Ocarina of Time Is Underrated by Its Biggest Fans

Fans of Ocarina of Time can sometimes be a little touchy. Many feel their favorite game is beyond reproach, and they’ll respond with outrage when someone dares to suggest it’s less than perfect. Yet in doing so, they completely miss what made the game great in the first place.

Ocarina doesn’t have perfect controls or pulse-pounding boss fights, but it doesn’t need those things to be fantastic. The little details are what lend the game its magic. It’s at its best in small moments, like the way Link smiles when he learns a new song, or the feeling you get when you catch a glimpse of Hyrule Field. Minor characters like Grog are completely fascinating, and the game’s world feels fleshed out and real.

link ocarina

When gamers refuse to acknowledge Ocarina‘s flaws, they fail to appreciate how impressive the game really is. It’s a game that does a lot of small things tremendously well, and that’s a rare quality. It’s great in big ways too — like its spectacular soundtrack — but the minutiae is what makes it worth playing over and over again.

Spectacular games are allowed to be flawed. The best games are willing to take big risks, and not all of those risks are going to pan out. Yes, Ocarina‘s Z-targeting sometimes sucked, and yes, its puzzles weren’t as good as they could have been. That doesn’t mean the game wasn’t impressive, and it doesn’t mean it didn’t change the Zelda series for the better.

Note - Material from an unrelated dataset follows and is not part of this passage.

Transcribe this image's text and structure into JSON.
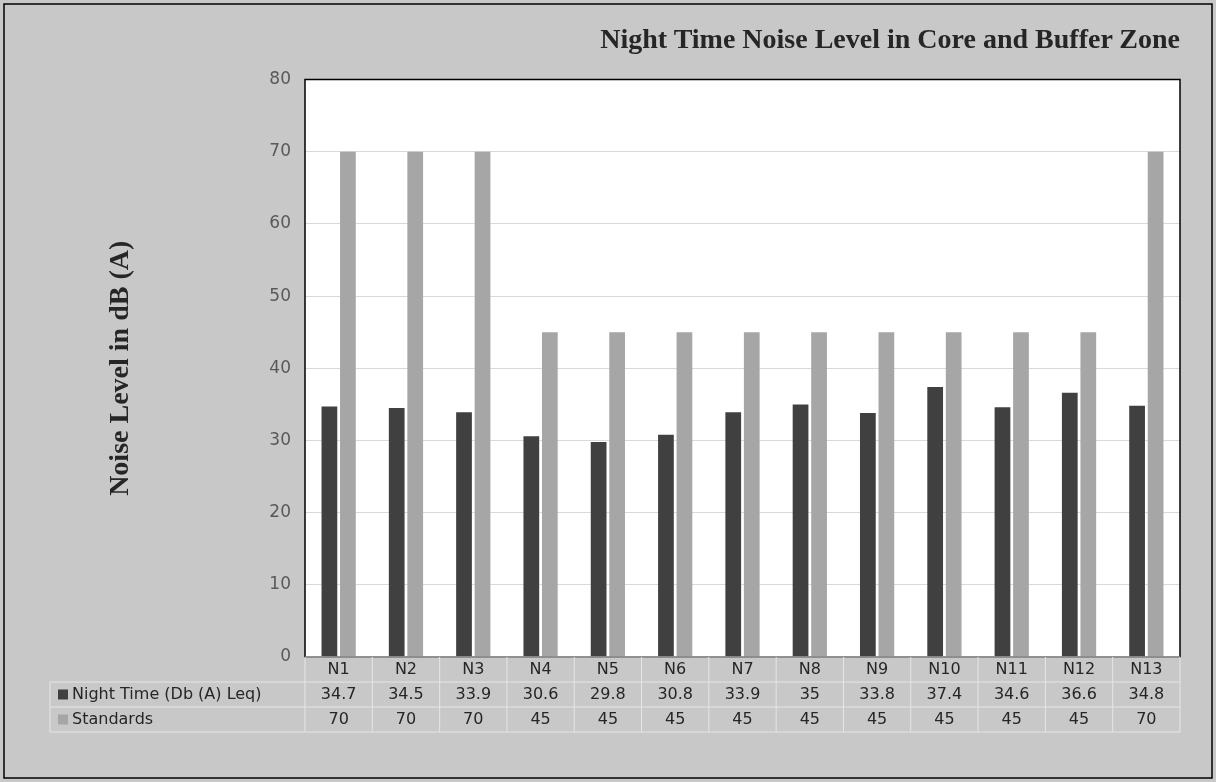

Some games have no room for missteps, but Ocarina of Time isn’t one of them. It’s the kind of game that can work its way into your heart in a real and permanent way. When I think about my time with Ocarina, I don’t think about the frustrations of the Water Temple (which I actually enjoyed). I think about dancing Gorons and how it felt when I rode Epona for the very first time.

ocarina of time epona

If you truly appreciate Ocarina, you have to accept that the game can afford a few missteps. Ocarina of Time is extraordinary in a way few games manage to be. Its story is heart-pounding from start to finish, and its attention to detail makes the game unusually immersive. By the time you reach the ending, it feels like you’ve actually lived in Hyrule, and that you’ve actually experienced an incredible adventure.

And its imperfections will never take away from that.